The Webis group was founded in 2005. The group conducts basic and applied research in the cross section of information retrieval, data mining, and knowledge processing, whereas a main focus is on algorithm development. Our contributions include original work for density-based cluster analysis and cluster labeling, query segmentation and session handling, hash-based search and efficient indexing, the cross language ESA retrieval model, retrieval-specific one-class classification and domain transfer, Web genre categorization, as well as algorithms for text forensics to address the detection of Wikipedia vandalism and text plagiarism.

The Webis group runs a Hadoop cluster and hosts various own corpora as well as relevant corpora from the field of information retrieval and digital libraries (www.webis.de/research/corpora). Moreover, the group is involved in the organization of different activities related to information retrieval; an overview is given here.

The following list illustrates examples of our research activities. See www.webis.de/research for a more comprehensive description.

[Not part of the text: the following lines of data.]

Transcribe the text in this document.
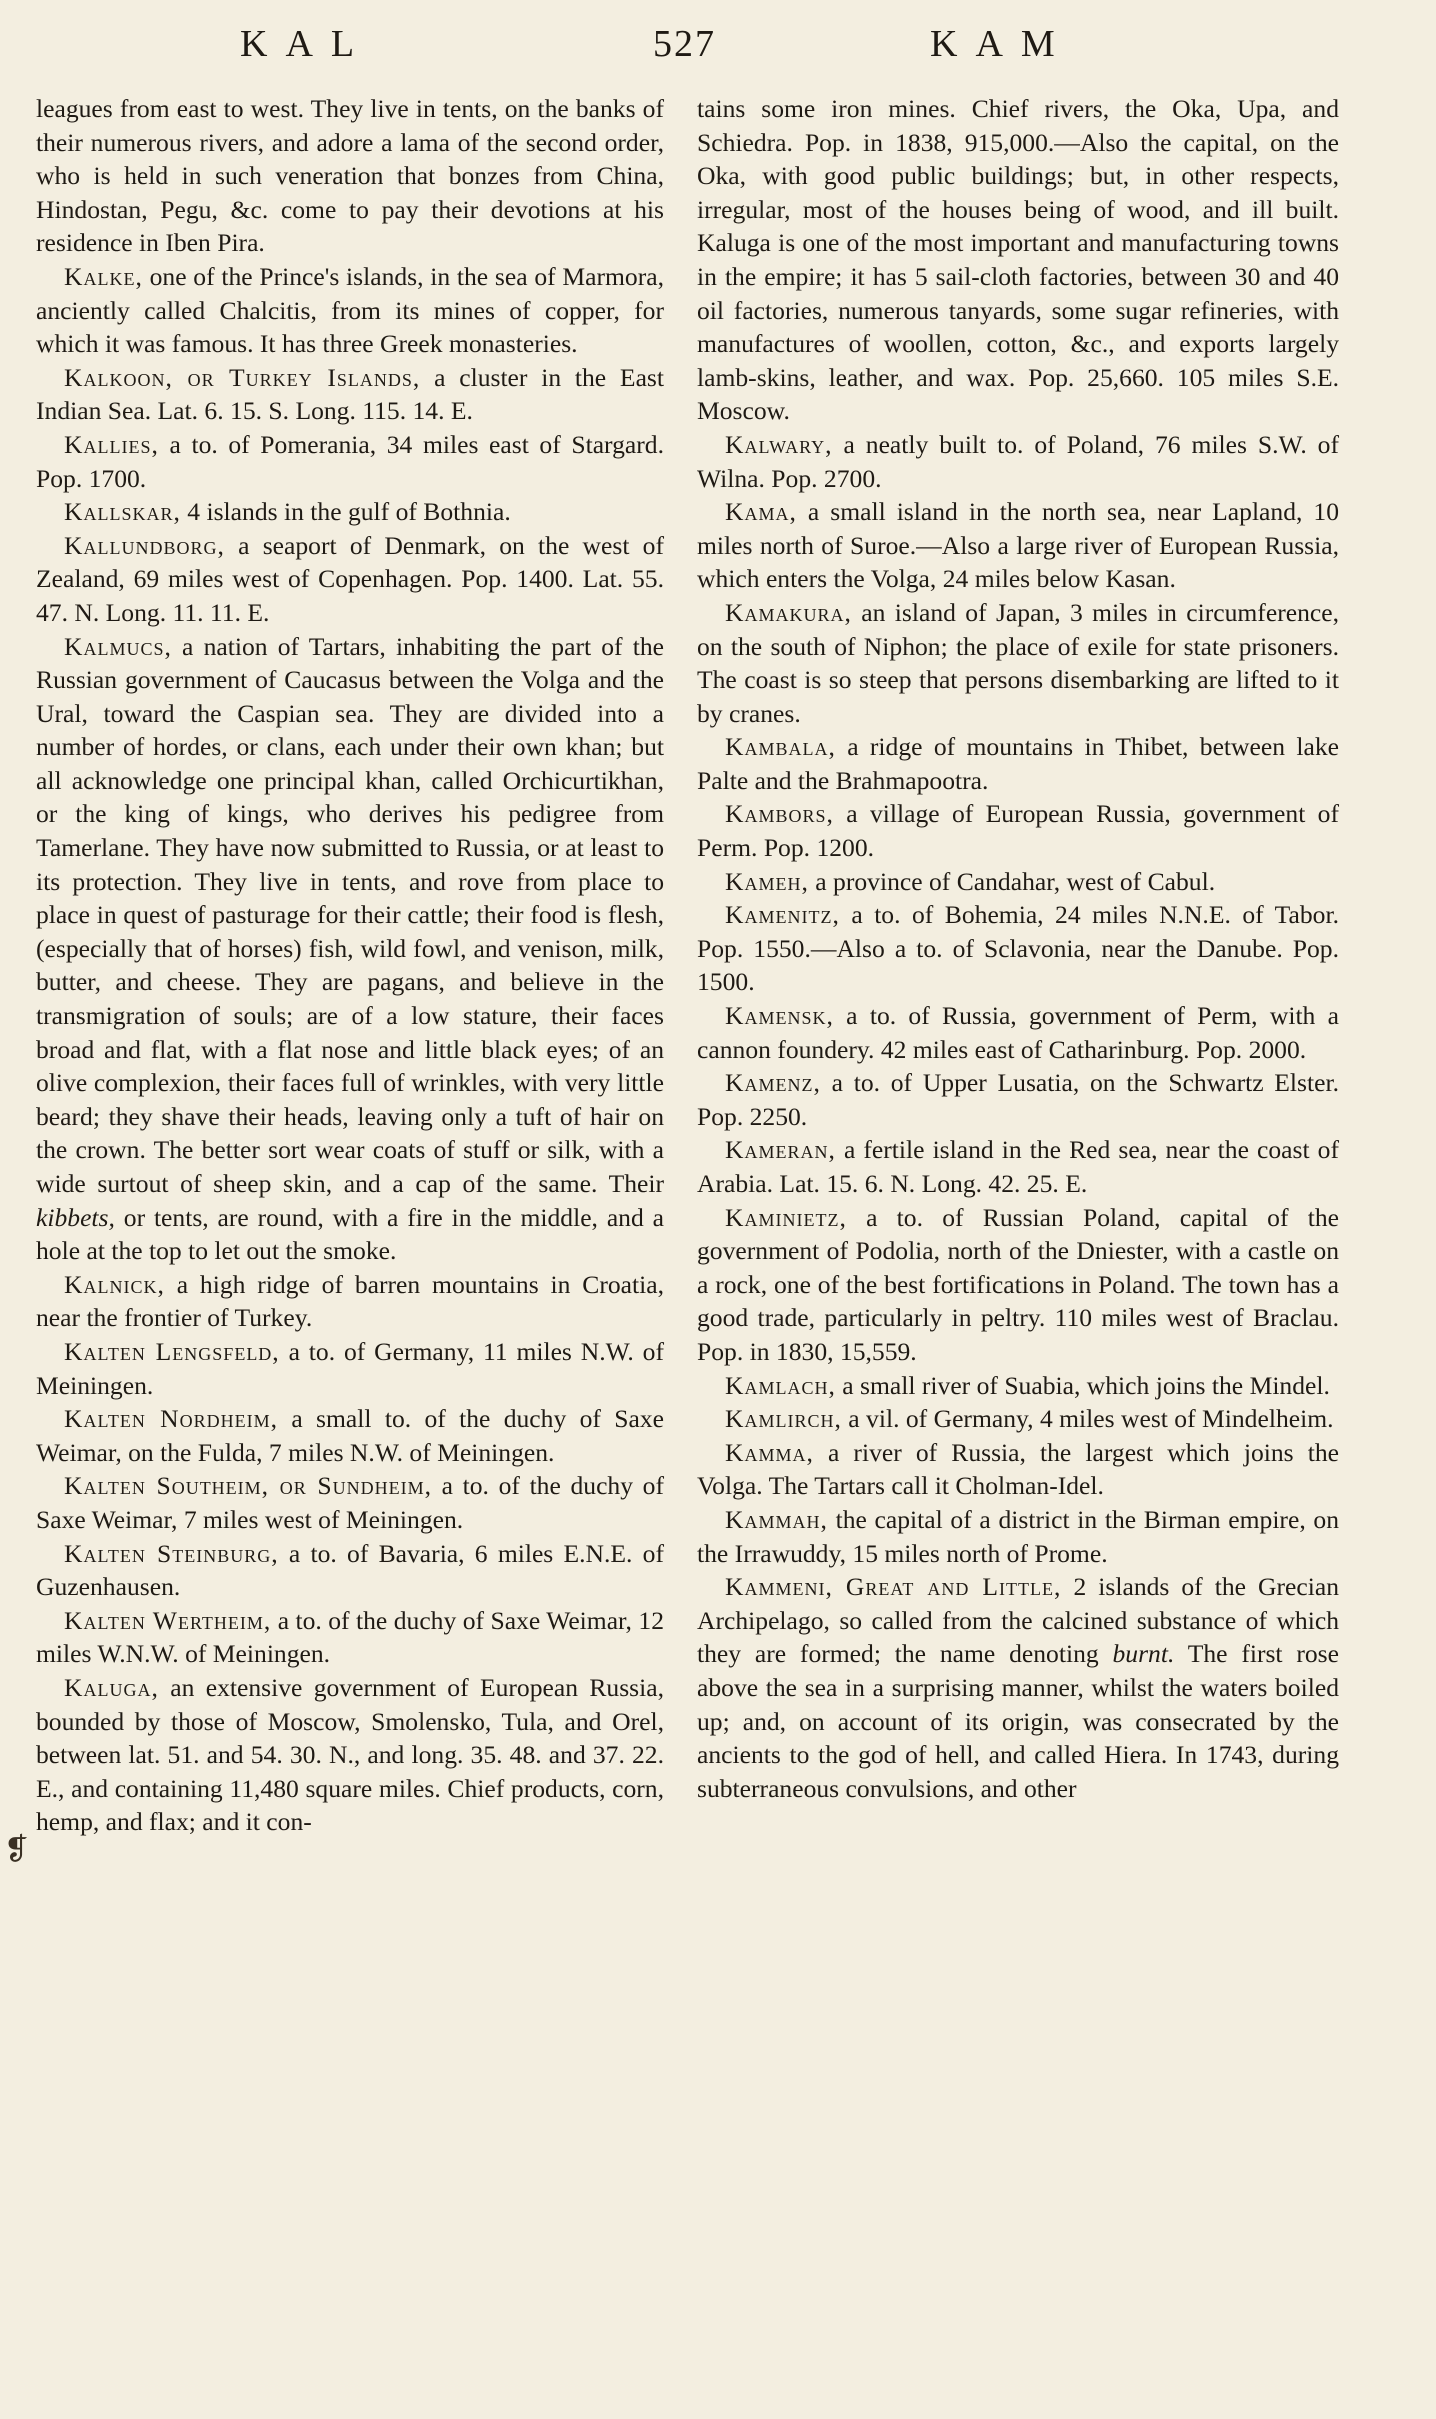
KAL	527	KAM
❡

leagues from east to west. They live in tents, on the banks of their numerous rivers, and adore a lama of the second order, who is held in such veneration that bonzes from China, Hindostan, Pegu, &c. come to pay their devotions at his residence in Iben Pira.

Kalke, one of the Prince's islands, in the sea of Marmora, anciently called Chalcitis, from its mines of copper, for which it was famous. It has three Greek monasteries.

Kalkoon, or Turkey Islands, a cluster in the East Indian Sea. Lat. 6. 15. S. Long. 115. 14. E.

Kallies, a to. of Pomerania, 34 miles east of Stargard. Pop. 1700.

Kallskar, 4 islands in the gulf of Bothnia.

Kallundborg, a seaport of Denmark, on the west of Zealand, 69 miles west of Copenhagen. Pop. 1400. Lat. 55. 47. N. Long. 11. 11. E.

Kalmucs, a nation of Tartars, inhabiting the part of the Russian government of Caucasus between the Volga and the Ural, toward the Caspian sea. They are divided into a number of hordes, or clans, each under their own khan; but all acknowledge one principal khan, called Orchicurtikhan, or the king of kings, who derives his pedigree from Tamerlane. They have now submitted to Russia, or at least to its protection. They live in tents, and rove from place to place in quest of pasturage for their cattle; their food is flesh, (especially that of horses) fish, wild fowl, and venison, milk, butter, and cheese. They are pagans, and believe in the transmigration of souls; are of a low stature, their faces broad and flat, with a flat nose and little black eyes; of an olive complexion, their faces full of wrinkles, with very little beard; they shave their heads, leaving only a tuft of hair on the crown. The better sort wear coats of stuff or silk, with a wide surtout of sheep skin, and a cap of the same. Their kibbets, or tents, are round, with a fire in the middle, and a hole at the top to let out the smoke.

Kalnick, a high ridge of barren mountains in Croatia, near the frontier of Turkey.

Kalten Lengsfeld, a to. of Germany, 11 miles N.W. of Meiningen.

Kalten Nordheim, a small to. of the duchy of Saxe Weimar, on the Fulda, 7 miles N.W. of Meiningen.

Kalten Southeim, or Sundheim, a to. of the duchy of Saxe Weimar, 7 miles west of Meiningen.

Kalten Steinburg, a to. of Bavaria, 6 miles E.N.E. of Guzenhausen.

Kalten Wertheim, a to. of the duchy of Saxe Weimar, 12 miles W.N.W. of Meiningen.

Kaluga, an extensive government of European Russia, bounded by those of Moscow, Smolensko, Tula, and Orel, between lat. 51. and 54. 30. N., and long. 35. 48. and 37. 22. E., and containing 11,480 square miles. Chief products, corn, hemp, and flax; and it con-

tains some iron mines. Chief rivers, the Oka, Upa, and Schiedra. Pop. in 1838, 915,000.—Also the capital, on the Oka, with good public buildings; but, in other respects, irregular, most of the houses being of wood, and ill built. Kaluga is one of the most important and manufacturing towns in the empire; it has 5 sail-cloth factories, between 30 and 40 oil factories, numerous tanyards, some sugar refineries, with manufactures of woollen, cotton, &c., and exports largely lamb-skins, leather, and wax. Pop. 25,660. 105 miles S.E. Moscow.

Kalwary, a neatly built to. of Poland, 76 miles S.W. of Wilna. Pop. 2700.

Kama, a small island in the north sea, near Lapland, 10 miles north of Suroe.—Also a large river of European Russia, which enters the Volga, 24 miles below Kasan.

Kamakura, an island of Japan, 3 miles in circumference, on the south of Niphon; the place of exile for state prisoners. The coast is so steep that persons disembarking are lifted to it by cranes.

Kambala, a ridge of mountains in Thibet, between lake Palte and the Brahmapootra.

Kambors, a village of European Russia, government of Perm. Pop. 1200.

Kameh, a province of Candahar, west of Cabul.

Kamenitz, a to. of Bohemia, 24 miles N.N.E. of Tabor. Pop. 1550.—Also a to. of Sclavonia, near the Danube. Pop. 1500.

Kamensk, a to. of Russia, government of Perm, with a cannon foundery. 42 miles east of Catharinburg. Pop. 2000.

Kamenz, a to. of Upper Lusatia, on the Schwartz Elster. Pop. 2250.

Kameran, a fertile island in the Red sea, near the coast of Arabia. Lat. 15. 6. N. Long. 42. 25. E.

Kaminietz, a to. of Russian Poland, capital of the government of Podolia, north of the Dniester, with a castle on a rock, one of the best fortifications in Poland. The town has a good trade, particularly in peltry. 110 miles west of Braclau. Pop. in 1830, 15,559.

Kamlach, a small river of Suabia, which joins the Mindel.

Kamlirch, a vil. of Germany, 4 miles west of Mindelheim.

Kamma, a river of Russia, the largest which joins the Volga. The Tartars call it Cholman-Idel.

Kammah, the capital of a district in the Birman empire, on the Irrawuddy, 15 miles north of Prome.

Kammeni, Great and Little, 2 islands of the Grecian Archipelago, so called from the calcined substance of which they are formed; the name denoting burnt. The first rose above the sea in a surprising manner, whilst the waters boiled up; and, on account of its origin, was consecrated by the ancients to the god of hell, and called Hiera. In 1743, during subterraneous convulsions, and other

Netspeak (www.netspeak.org).
Netspeak is a word search engine that reuses the web as a corpus of writing examples. It allows authors to finish incomplete sentences and to search alternative phrasings. Netspeak shows how the world speaks English — visit www.netspeak.org.
PAN (pan.webis.de).
PAN is a network of the world’s leading researchers in plagiarism detection and author identification. The Webis group is the initiator and one of the main driving forces behind PAN.
ChatNoir (chatnoir.webis.de).
ChatNoir is a search engine that is used to research and to educate the state of the art in information retrieval in Big Data settings. It runs on a Hadoop cluster and indexes half a billion web pages which can be searched in seconds.
TIRA (tira.webis.de).
TIRA, short for “Testbed for Information Retrieval Algorithms”, provides a means to embed executable and parameterizable experiments directly into a web page, rendering the experiments reproducible and comparable for other researchers. TIRA is used as evaluation platform for the annual PAN competitions.
Matilda (www.webis.de/research/projects/matilda).
Matilda, short for “Mining Artificial Data”, is a research line where retrieval and mining technology is applied to simulation data. We consider simulation data mining in combination with visual analytics technology as a means to master the increasing amount of automatically generated data.

A long term vision is the integration of technologies from information retrieval and artificial intelligence, combining the research approaches of digital library search, user modeling, and unstructured information management from the former field with problem solving strategies and symbolic computation from the latter.